A problem with this sort of broadside submission is that it will provoke a sweeping reaction. The Court said [9]:
"This submission is misconceived. A jury's duty is to apply the law in accordance with the judge's instructions."

More accurately, a jury's duty is to ensure that if a verdict is guilty it results from applying the law in accordance with the judge's instructions.

If the jury has applied the law in accordance with the judge's instructions, the defendant cannot appeal saying that the jury shouldn't have done that. Perversity of verdict is a matter entirely for the jury and cannot be taken up as ammunition for the defendant on appeal.

Nor can a prosecutor appeal against an acquittal on the grounds that it was perverse.

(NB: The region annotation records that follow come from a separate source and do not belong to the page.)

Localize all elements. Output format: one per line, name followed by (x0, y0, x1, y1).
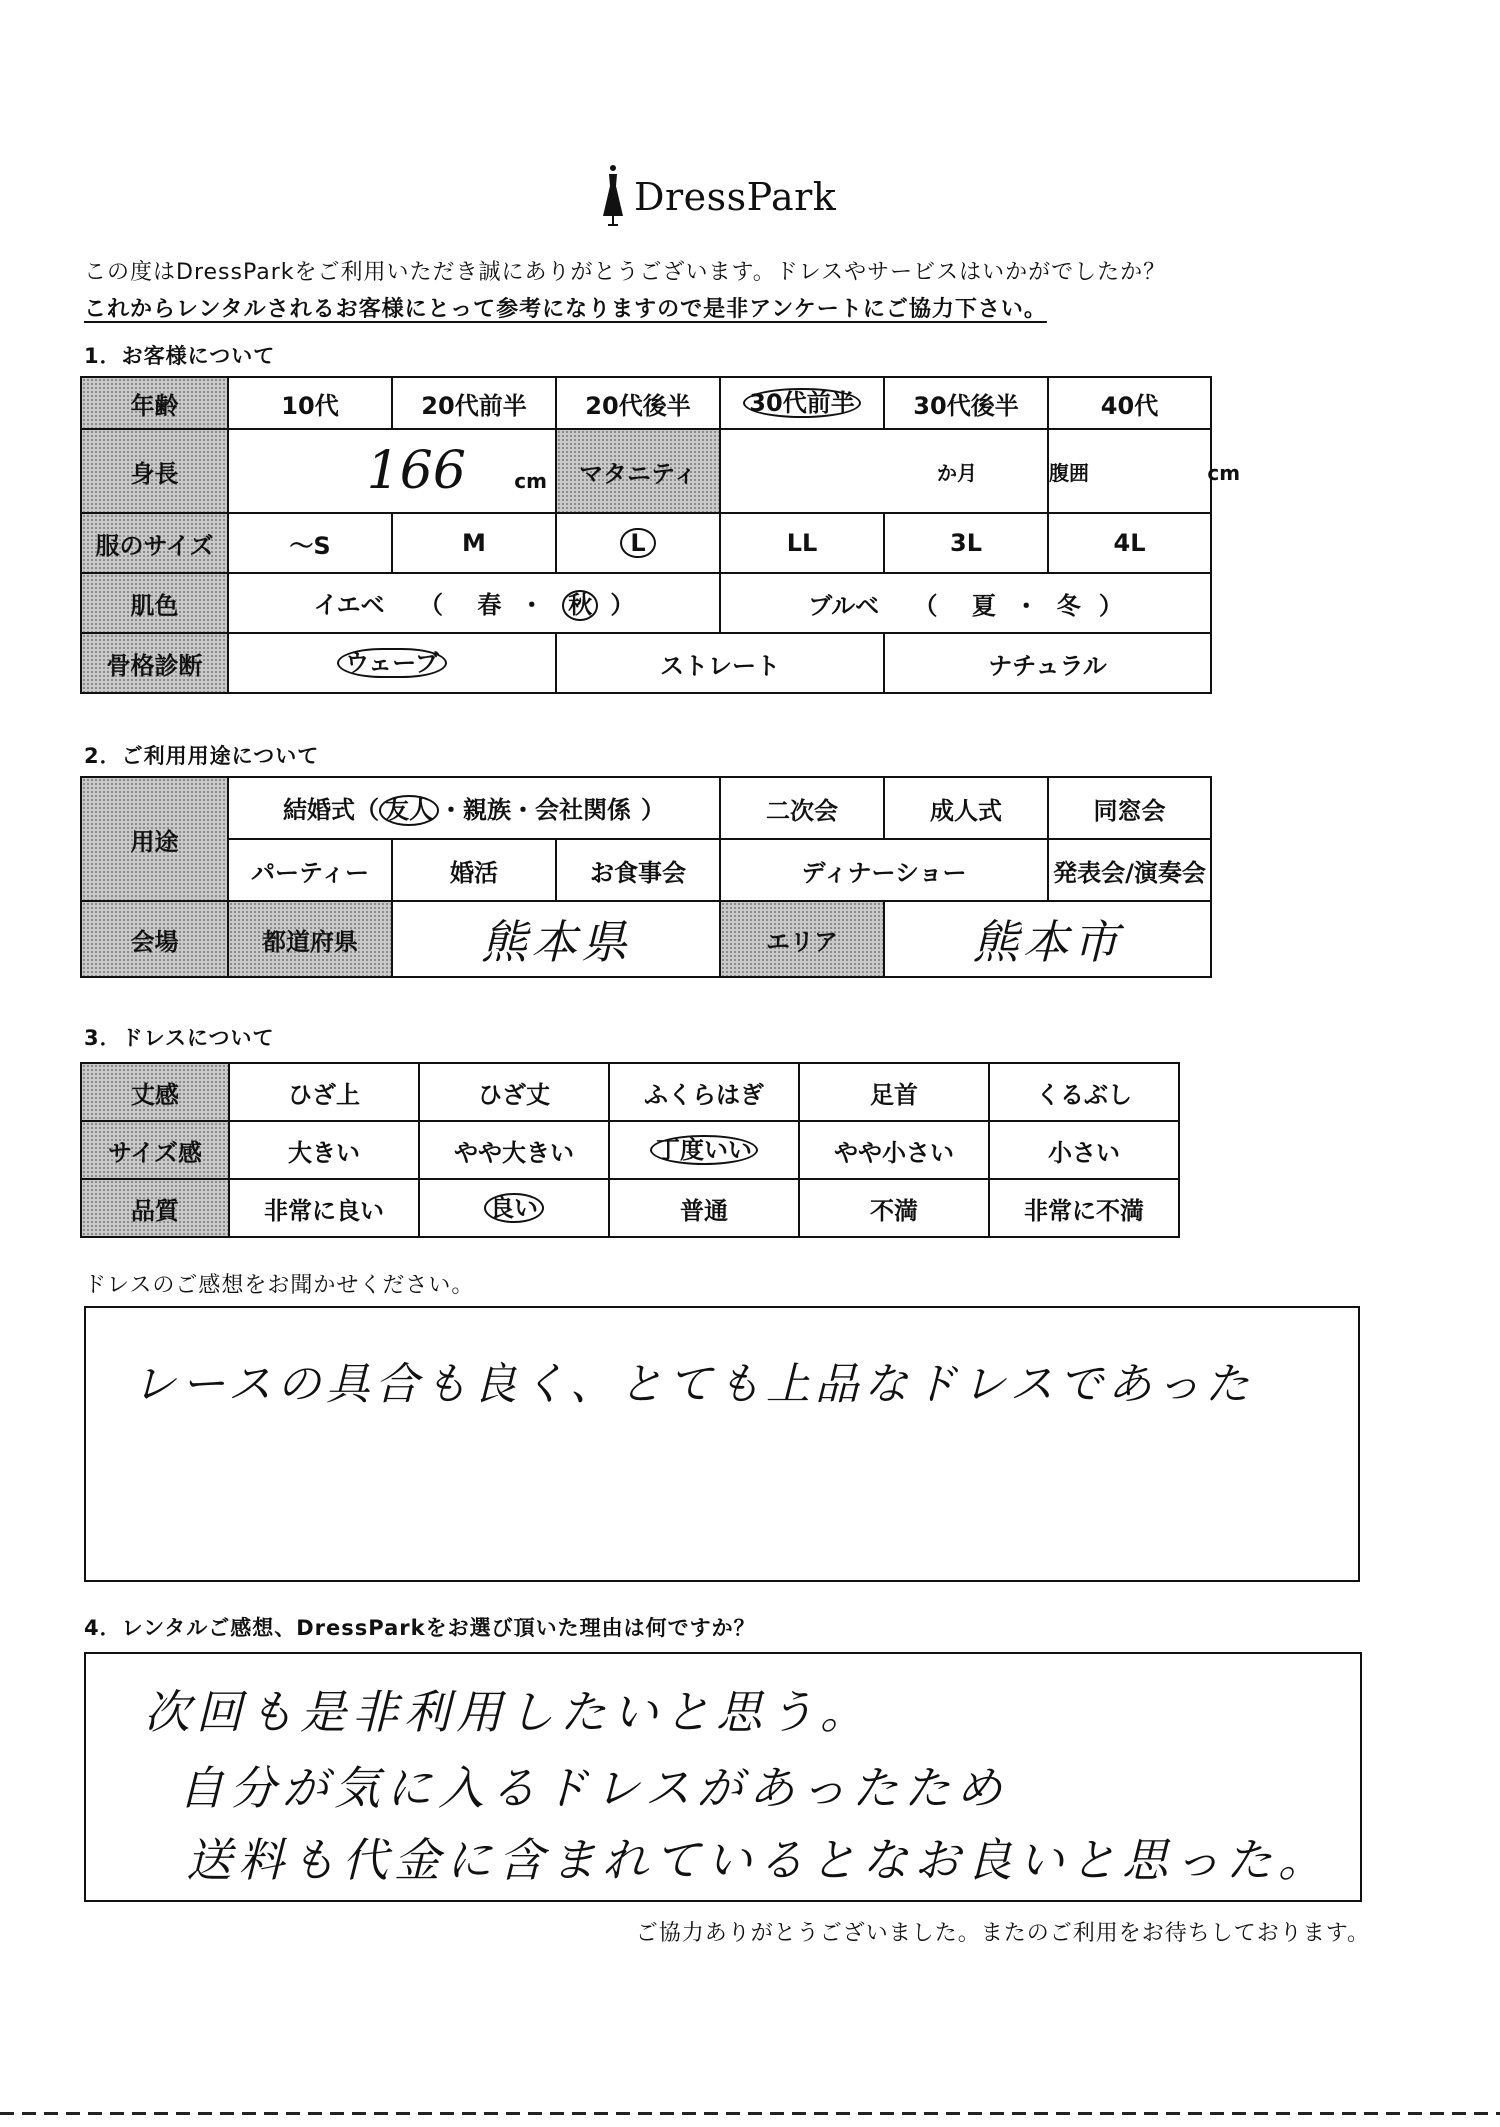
fit-small[interactable]: 小さい (989, 1121, 1179, 1179)
frame-option-straight[interactable]: ストレート (556, 633, 884, 693)
size-option-ll[interactable]: LL (720, 513, 884, 573)
skin-yellow-base[interactable] (228, 573, 720, 633)
fit-large[interactable]: 大きい (229, 1121, 419, 1179)
height-unit: cm (514, 469, 547, 493)
purpose-dinner[interactable]: お食事会 (556, 839, 720, 901)
spring-option: 春 (477, 591, 502, 620)
section2-title: 2．ご利用用途について (84, 744, 320, 768)
maternity-months-field[interactable] (720, 429, 1048, 513)
separator-dot: ・ (439, 796, 463, 825)
length-anklebone[interactable]: くるぶし (989, 1063, 1179, 1121)
paren-close: ） (610, 591, 635, 620)
quality-row (81, 1179, 1179, 1237)
area-field[interactable] (884, 901, 1211, 977)
reason-line-3: 送料も代金に含まれているとなお良いと思った。 (186, 1833, 1330, 1887)
waist-label: 腹囲 (1049, 460, 1089, 485)
fit-selected-mark: 丁度いい (650, 1135, 758, 1165)
purpose-wedding[interactable] (228, 777, 720, 839)
area-value: 熊本市 (972, 915, 1123, 969)
dress-comment-box[interactable] (84, 1306, 1360, 1582)
frame-label: 骨格診断 (81, 633, 228, 693)
waist-field[interactable] (1048, 429, 1241, 513)
length-above-knee[interactable]: ひざ上 (229, 1063, 419, 1121)
purpose-konkatsu[interactable]: 婚活 (392, 839, 556, 901)
length-label: 丈感 (81, 1063, 229, 1121)
purpose-row-1 (81, 777, 1211, 839)
length-calf[interactable]: ふくらはぎ (609, 1063, 799, 1121)
dress-comment-text: レースの具合も良く、とても上品なドレスであった (132, 1359, 1255, 1410)
fit-row (81, 1121, 1179, 1179)
company-option: 会社関係 (535, 796, 631, 825)
size-option-l[interactable] (556, 513, 720, 573)
scan-edge-line (0, 2112, 1500, 2115)
skin-label: 肌色 (81, 573, 228, 633)
section1-title: 1．お客様について (84, 344, 276, 368)
fit-slightly-large[interactable]: やや大きい (419, 1121, 609, 1179)
brand-name: DressPark (634, 175, 837, 219)
quality-unsatisfied[interactable]: 不満 (799, 1179, 989, 1237)
intro-line-2: これからレンタルされるお客様にとって参考になりますので是非アンケートにご協力下さい。 (84, 297, 1047, 322)
reason-line-2: 自分が気に入るドレスがあったため (178, 1761, 1009, 1815)
footer-thanks: ご協力ありがとうございました。またのご利用をお待ちしております。 (635, 1921, 1370, 1946)
size-option-4l[interactable]: 4L (1048, 513, 1211, 573)
skin-row (81, 573, 1211, 633)
purpose-row-2 (81, 839, 1211, 901)
area-label: エリア (720, 901, 884, 977)
purpose-table (80, 776, 1212, 978)
frame-row (81, 633, 1211, 693)
frame-selected-mark: ウェーブ (337, 648, 447, 678)
paren-close: ） (1098, 591, 1123, 620)
prefecture-label: 都道府県 (228, 901, 392, 977)
quality-very-unsatisfied[interactable]: 非常に不満 (989, 1179, 1179, 1237)
maternity-label: マタニティ (556, 429, 720, 513)
paren-open: （ (418, 591, 443, 620)
quality-normal[interactable]: 普通 (609, 1179, 799, 1237)
section4-title: 4．レンタルご感想、DressParkをお選び頂いた理由は何ですか？ (84, 1616, 756, 1640)
section3-title: 3．ドレスについて (84, 1026, 275, 1050)
comment-prompt: ドレスのご感想をお聞かせください。 (84, 1273, 475, 1298)
fit-slightly-small[interactable]: やや小さい (799, 1121, 989, 1179)
quality-good[interactable] (419, 1179, 609, 1237)
age-option-40s[interactable]: 40代 (1048, 377, 1211, 429)
waist-unit: cm (1207, 460, 1241, 485)
age-option-10s[interactable]: 10代 (228, 377, 392, 429)
fit-just-right[interactable] (609, 1121, 799, 1179)
purpose-label: 用途 (81, 777, 228, 901)
summer-option: 夏 (971, 591, 996, 620)
purpose-after-party[interactable]: 二次会 (720, 777, 884, 839)
quality-very-good[interactable]: 非常に良い (229, 1179, 419, 1237)
age-label: 年齢 (81, 377, 228, 429)
age-selected-mark: 30代前半 (743, 388, 860, 418)
height-row (81, 429, 1211, 513)
prefecture-field[interactable] (392, 901, 720, 977)
venue-row (81, 901, 1211, 977)
purpose-recital[interactable]: 発表会/演奏会 (1048, 839, 1211, 901)
purpose-dinner-show[interactable]: ディナーショー (720, 839, 1048, 901)
size-selected-mark: L (620, 528, 655, 558)
age-option-late-30s[interactable]: 30代後半 (884, 377, 1048, 429)
fit-label: サイズ感 (81, 1121, 229, 1179)
height-field[interactable] (228, 429, 556, 513)
purpose-party[interactable]: パーティー (228, 839, 392, 901)
reason-box[interactable] (84, 1652, 1362, 1902)
quality-selected-mark: 良い (484, 1193, 544, 1223)
size-option-m[interactable]: M (392, 513, 556, 573)
length-knee[interactable]: ひざ丈 (419, 1063, 609, 1121)
age-row (81, 377, 1211, 429)
length-ankle[interactable]: 足首 (799, 1063, 989, 1121)
winter-option: 冬 (1056, 591, 1081, 620)
prefecture-value: 熊本県 (481, 915, 631, 969)
yellow-base-label: イエベ (313, 591, 385, 620)
paren-open: （ (913, 591, 938, 620)
frame-option-natural[interactable]: ナチュラル (884, 633, 1211, 693)
frame-option-wave[interactable] (228, 633, 556, 693)
purpose-reunion[interactable]: 同窓会 (1048, 777, 1211, 839)
paren-close: ） (641, 796, 665, 825)
customer-table (80, 376, 1241, 694)
separator-dot: ・ (511, 796, 535, 825)
size-option-s[interactable]: ～S (228, 513, 392, 573)
skin-blue-base[interactable] (720, 573, 1211, 633)
length-row (81, 1063, 1179, 1121)
age-option-late-20s[interactable]: 20代後半 (556, 377, 720, 429)
dress-table (80, 1062, 1180, 1238)
reason-line-1: 次回も是非利用したいと思う。 (144, 1685, 872, 1739)
autumn-option-selected: 秋 (562, 590, 598, 620)
height-label: 身長 (81, 429, 228, 513)
separator-dot: ・ (519, 591, 544, 620)
paren-open: （ (355, 796, 379, 825)
dress-icon (600, 164, 626, 230)
brand-logo (600, 162, 836, 232)
relatives-option: 親族 (463, 796, 511, 825)
blue-base-label: ブルベ (808, 591, 880, 620)
friend-option-selected: 友人 (379, 795, 439, 825)
size-label: 服のサイズ (81, 513, 228, 573)
age-option-early-30s[interactable] (720, 377, 884, 429)
size-option-3l[interactable]: 3L (884, 513, 1048, 573)
purpose-coming-of-age[interactable]: 成人式 (884, 777, 1048, 839)
venue-label: 会場 (81, 901, 228, 977)
intro-line-1: この度はDressParkをご利用いただき誠にありがとうございます。ドレスやサービスはいかがでしたか？ (84, 260, 1167, 285)
quality-label: 品質 (81, 1179, 229, 1237)
height-value: 166 (366, 441, 466, 501)
wedding-label: 結婚式 (283, 796, 355, 825)
separator-dot: ・ (1014, 591, 1039, 620)
maternity-months-unit: か月 (937, 460, 977, 485)
age-option-early-20s[interactable]: 20代前半 (392, 377, 556, 429)
size-row (81, 513, 1211, 573)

Obviously, I must point to some authority in support of my criticism that the Supreme Court was not accurate at [9]. In R v Shipley (1784), 4 Dougl. 73, 99 E.R. 774, at p. 824 Lord Mansfield said:

"It is the duty of the Judge, in all cases of general justice, to tell the jury how to do right, though they have it in their power to do wrong, which is a matter entirely between God and their own consciences."

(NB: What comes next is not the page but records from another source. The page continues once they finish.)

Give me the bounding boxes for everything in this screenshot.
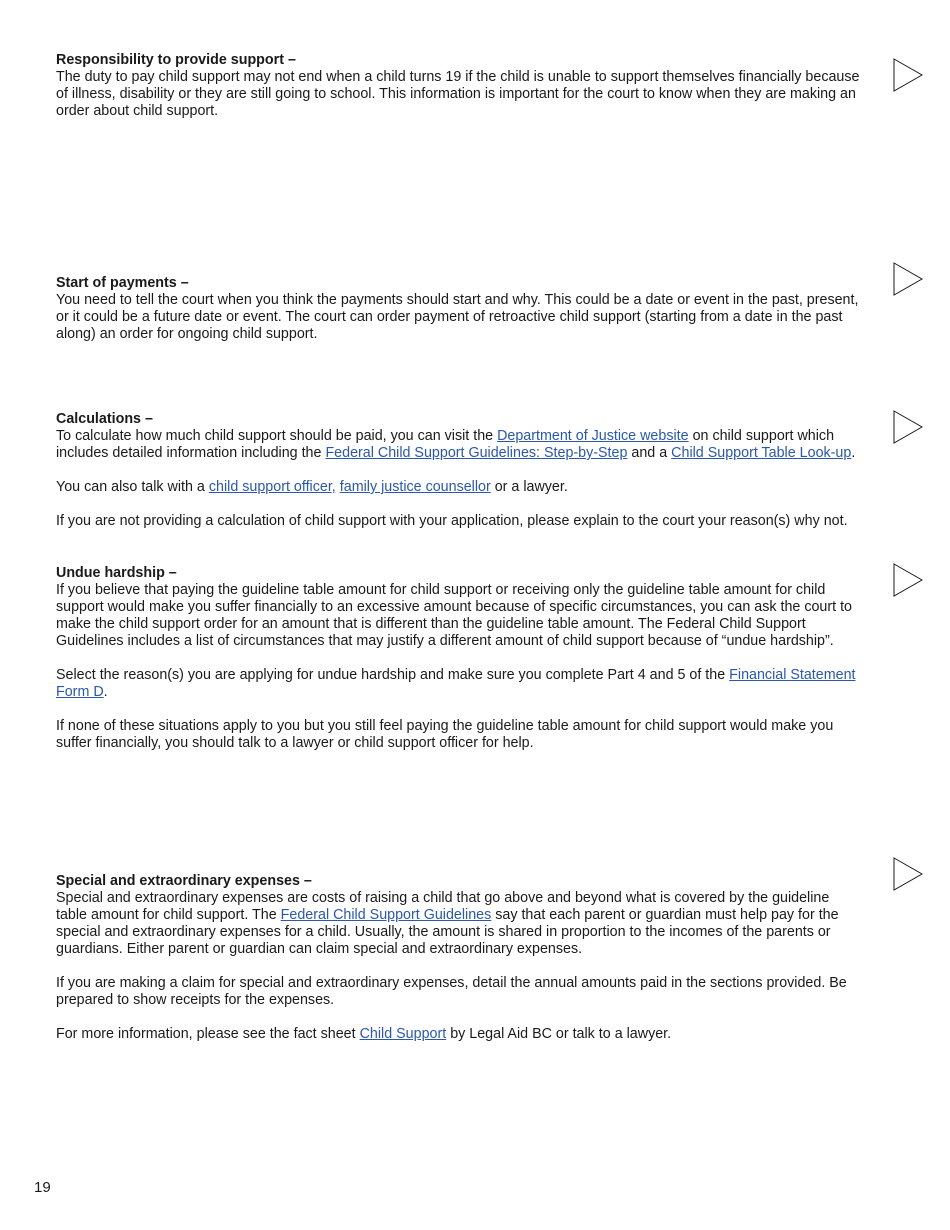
section-responsibility (56, 52, 862, 120)
paragraph: If you are making a claim for special and extraordinary expenses, detail the annual amounts paid in the sections provided. Be prepared to show receipts for the expenses. (56, 975, 847, 1008)
financial-statement-form-d-link[interactable]: Financial Statement Form D (56, 667, 856, 700)
triangle-arrow-icon (893, 410, 923, 444)
paragraph: If you believe that paying the guideline table amount for child support or receiving only the guideline table amount for child support would make you suffer financially to an excessive amount because of specific circumstances, you can ask the court to make the child support order for an amount that is different than the guideline table amount. The Federal Child Support Guidelines includes a list of circumstances that may justify a different amount of child support because of “undue hardship”. (56, 582, 853, 649)
triangle-arrow-icon (893, 58, 923, 92)
child-support-officer-link[interactable]: child support officer, (208, 479, 336, 495)
paragraph: If none of these situations apply to you but you still feel paying the guideline table amount for child support would make you suffer financially, you should talk to a lawyer or child support officer for help. (56, 718, 834, 751)
paragraph: If you are not providing a calculation of child support with your application, please explain to the court your reason(s) why not. (56, 513, 848, 529)
paragraph: You need to tell the court when you think the payments should start and why. This could be a date or event in the past, present, or it could be a future date or event. The court can order payment of retroactive child support (starting from a date in the past along) an order for ongoing child support. (56, 292, 859, 342)
paragraph: Select the reason(s) you are applying for undue hardship and make sure you complete Part 4 and 5 of the Financial Statement Form D. (56, 667, 856, 700)
section-undue-hardship (56, 565, 862, 752)
section-title-special: Special and extraordinary expenses – (56, 873, 312, 889)
guidelines-step-by-step-link[interactable]: Federal Child Support Guidelines: Step-by-Step (325, 445, 628, 461)
triangle-arrow-icon (893, 262, 923, 296)
department-of-justice-link[interactable]: Department of Justice website (497, 428, 689, 444)
triangle-arrow-icon (893, 857, 923, 891)
section-title-calculations: Calculations – (56, 411, 153, 427)
paragraph: To calculate how much child support should be paid, you can visit the Department of Justice website on child support which includes detailed information including the Federal Child Support Guidelines: Step-by-Step and a Child Support Table Look-up. (56, 428, 856, 461)
triangle-arrow-icon (893, 563, 923, 597)
section-title-start: Start of payments – (56, 275, 189, 291)
paragraph: Special and extraordinary expenses are costs of raising a child that go above and beyond what is covered by the guideline table amount for child support. The Federal Child Support Guidelines say that each parent or guardian must help pay for the special and extraordinary expenses for a child. Usually, the amount is shared in proportion to the incomes of the parents or guardians. Either parent or guardian can claim special and extraordinary expenses. (56, 890, 839, 957)
section-special-expenses (56, 873, 862, 1043)
section-title-responsibility: Responsibility to provide support – (56, 52, 296, 68)
page-number: 19 (34, 1179, 51, 1196)
section-start-of-payments (56, 275, 862, 343)
section-title-hardship: Undue hardship – (56, 565, 177, 581)
table-lookup-link[interactable]: Child Support Table Look-up (671, 445, 852, 461)
family-justice-counsellor-link[interactable]: family justice counsellor (339, 479, 491, 495)
child-support-fact-sheet-link[interactable]: Child Support (359, 1026, 447, 1042)
paragraph: For more information, please see the fact sheet Child Support by Legal Aid BC or talk to a lawyer. (56, 1026, 672, 1042)
paragraph: The duty to pay child support may not end when a child turns 19 if the child is unable to support themselves financially because of illness, disability or they are still going to school. This information is important for the court to know when they are making an order about child support. (56, 69, 860, 119)
paragraph: You can also talk with a child support officer, family justice counsellor or a lawyer. (56, 479, 568, 495)
section-calculations (56, 411, 862, 530)
federal-guidelines-link[interactable]: Federal Child Support Guidelines (280, 907, 492, 923)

This was cited with approval by the Supreme Court of Canada in R v Krieger [2006] SCC 47, discussed here on 27 October 2006 where I also referred to the views of Lord Devlin and Geoffrey Robertson QC.

To those dicta I add Lord Judge's speech "Jury Trials" Judicial Studies Board lecture, Belfast, 16 November 2010, available at http://www.judiciary.gov.uk/Resources/JCO/Documents/Speeches/speech-lcj-jury-trials-jsb-lecture-belfast.pdf. Lord Judge alluded there (p 2) to the power of the jury to return a perverse verdict:
"But even in a democracy, it is possible for the legislature to create potentially oppressive and unjust criminal laws. The very fact that such laws will be exposed to the scrutiny of a jury in the event of a prosecution may – and for my own purposes "may" is enough – cause the legislature to pause and reflect on whether it is wise to enact such a law. It is one small aspect of the very subtle relationships which govern the operation of our society and the well being of the community."

So yes, subtlety is everything on this point. But whether a sweeping statement like that at [9] of McKee can really abolish the power of a jury to perversely acquit may be doubted. Can the perversity of a jury's acquittal ever be eliminated? The prosecutor would need a right to appeal on the grounds that an acquittal was unreasonable, and obtaining that would be a rather ambitious law reform project, at least in a robust democracy.


[Update: In 2015 Lord Judge again referred to perverse verdicts as constitutional safeguards against barbaric laws in a discussion with Chief Justice Roberts on the 800th anniversary of the sealing of the first issue of Magna Carta, available here on YouTube: view from time setting 37:58.]